What if you could identify early warning signs by monitoring only a few key pieces of information? Rather than trying to measure everything - often just because it can be measured - focus on a few critical things that act as a red-flag for potential problems. For example, when visiting a factory for the first time I find it helpful to keep an eye on housekeeping, which is frequently a good early warning indicator for maintenance effectiveness.

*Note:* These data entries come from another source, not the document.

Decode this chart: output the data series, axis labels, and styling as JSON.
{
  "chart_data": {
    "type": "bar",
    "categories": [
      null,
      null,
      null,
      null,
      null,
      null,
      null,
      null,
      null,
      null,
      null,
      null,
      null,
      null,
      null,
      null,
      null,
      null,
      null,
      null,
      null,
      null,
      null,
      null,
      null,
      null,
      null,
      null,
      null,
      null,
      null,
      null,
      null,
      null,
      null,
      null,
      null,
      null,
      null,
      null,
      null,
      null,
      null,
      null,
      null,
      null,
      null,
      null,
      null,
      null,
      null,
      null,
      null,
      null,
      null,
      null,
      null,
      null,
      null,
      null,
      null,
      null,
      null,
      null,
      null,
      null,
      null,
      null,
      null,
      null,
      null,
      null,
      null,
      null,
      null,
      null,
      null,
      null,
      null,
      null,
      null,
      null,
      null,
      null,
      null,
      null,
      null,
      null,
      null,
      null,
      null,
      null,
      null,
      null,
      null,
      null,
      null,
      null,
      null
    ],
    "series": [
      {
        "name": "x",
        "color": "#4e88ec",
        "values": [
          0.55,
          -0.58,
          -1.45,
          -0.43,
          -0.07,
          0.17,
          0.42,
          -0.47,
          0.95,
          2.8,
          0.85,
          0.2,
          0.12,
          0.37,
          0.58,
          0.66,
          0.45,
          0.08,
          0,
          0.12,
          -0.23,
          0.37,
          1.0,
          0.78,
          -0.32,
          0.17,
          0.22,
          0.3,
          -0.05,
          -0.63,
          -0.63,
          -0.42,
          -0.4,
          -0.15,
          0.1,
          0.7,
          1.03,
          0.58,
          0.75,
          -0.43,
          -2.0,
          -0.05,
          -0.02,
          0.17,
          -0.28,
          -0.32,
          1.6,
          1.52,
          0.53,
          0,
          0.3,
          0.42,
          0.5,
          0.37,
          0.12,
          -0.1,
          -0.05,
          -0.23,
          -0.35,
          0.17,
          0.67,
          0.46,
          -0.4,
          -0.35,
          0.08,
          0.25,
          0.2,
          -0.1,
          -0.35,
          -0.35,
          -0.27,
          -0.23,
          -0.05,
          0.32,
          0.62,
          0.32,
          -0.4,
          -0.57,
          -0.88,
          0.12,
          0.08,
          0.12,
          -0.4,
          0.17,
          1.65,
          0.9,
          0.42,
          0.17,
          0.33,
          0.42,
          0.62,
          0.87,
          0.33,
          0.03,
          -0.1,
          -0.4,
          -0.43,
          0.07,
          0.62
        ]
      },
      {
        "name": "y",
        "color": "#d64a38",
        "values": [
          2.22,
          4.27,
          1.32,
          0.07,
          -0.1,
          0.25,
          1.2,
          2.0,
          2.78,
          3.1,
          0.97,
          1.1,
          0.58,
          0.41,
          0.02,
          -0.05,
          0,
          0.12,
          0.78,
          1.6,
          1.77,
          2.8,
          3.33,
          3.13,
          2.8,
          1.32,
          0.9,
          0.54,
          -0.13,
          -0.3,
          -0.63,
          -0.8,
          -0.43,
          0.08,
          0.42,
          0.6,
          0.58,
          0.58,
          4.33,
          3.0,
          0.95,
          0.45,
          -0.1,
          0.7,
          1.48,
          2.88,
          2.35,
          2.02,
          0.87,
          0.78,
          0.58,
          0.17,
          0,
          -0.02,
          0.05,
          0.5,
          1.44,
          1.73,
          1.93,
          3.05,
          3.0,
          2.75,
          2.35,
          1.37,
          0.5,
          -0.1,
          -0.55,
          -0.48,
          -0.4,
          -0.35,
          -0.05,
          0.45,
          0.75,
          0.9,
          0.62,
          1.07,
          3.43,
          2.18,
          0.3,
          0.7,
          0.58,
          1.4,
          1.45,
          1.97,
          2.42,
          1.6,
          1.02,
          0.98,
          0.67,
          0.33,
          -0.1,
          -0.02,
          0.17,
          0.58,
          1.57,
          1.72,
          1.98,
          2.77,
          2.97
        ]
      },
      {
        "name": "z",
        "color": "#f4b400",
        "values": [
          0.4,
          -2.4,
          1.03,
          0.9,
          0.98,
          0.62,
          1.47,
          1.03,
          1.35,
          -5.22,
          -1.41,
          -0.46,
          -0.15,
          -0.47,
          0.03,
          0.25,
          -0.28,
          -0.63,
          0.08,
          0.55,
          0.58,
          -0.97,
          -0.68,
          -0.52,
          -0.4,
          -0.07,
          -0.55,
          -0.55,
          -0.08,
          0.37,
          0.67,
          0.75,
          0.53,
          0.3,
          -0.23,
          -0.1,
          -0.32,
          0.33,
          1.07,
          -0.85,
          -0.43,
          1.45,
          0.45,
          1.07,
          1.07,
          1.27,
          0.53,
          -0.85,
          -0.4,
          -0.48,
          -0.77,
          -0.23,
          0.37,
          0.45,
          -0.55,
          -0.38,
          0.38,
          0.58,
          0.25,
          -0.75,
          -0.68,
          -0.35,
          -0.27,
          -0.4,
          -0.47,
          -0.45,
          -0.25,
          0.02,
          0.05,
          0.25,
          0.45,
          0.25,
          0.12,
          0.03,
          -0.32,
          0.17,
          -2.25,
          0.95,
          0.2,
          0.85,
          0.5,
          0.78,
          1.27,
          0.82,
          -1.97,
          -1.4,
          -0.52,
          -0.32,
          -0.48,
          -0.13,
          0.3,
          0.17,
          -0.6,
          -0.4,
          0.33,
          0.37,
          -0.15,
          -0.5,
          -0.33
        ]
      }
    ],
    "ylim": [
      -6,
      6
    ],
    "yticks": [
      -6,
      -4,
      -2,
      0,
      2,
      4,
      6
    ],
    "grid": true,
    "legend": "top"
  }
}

As Dan and Chip Heath write, your source of data doesn't need to be high tech or numerical. Consider the rock band Van Halen. In its heyday, the band became notorious for a clause in its touring contract that demanded a bowl of M&Ms backstage, but with the brown ones removed. The story is true - confirmed by former lead singer Dave Lee Roth himself - and it became the perfect, appalling symbol of rock-star-diva behavior.
Get ready to reverse your perception. Van Halen did dozens of shows every year, and at each venue, the band would show up with nine 18-wheelers full of gear. Because of the technical complexity of staging a show, the band's standard contract with venues was thick and convoluted with many clauses. Van Halen buried a special clause in the middle of the contract. It read, "There will be no brown M&Ms in the backstage area, upon pain of forfeiture of the show, with full compensation." So when Roth would arrive at a new venue, he'd walk backstage and glance at the M&M bowl. If he saw a brown M&M, he'd demand a line check of the entire production. So Roth was no diva, he was an operations expert. He couldn't spend hours every night checking every detail. He needed a way to quickly assess whether the stagehands at each venue were paying attention - whether they had read each line of the contract and taken it seriously.
Ask yourself, what are the brown M&Ms in your business?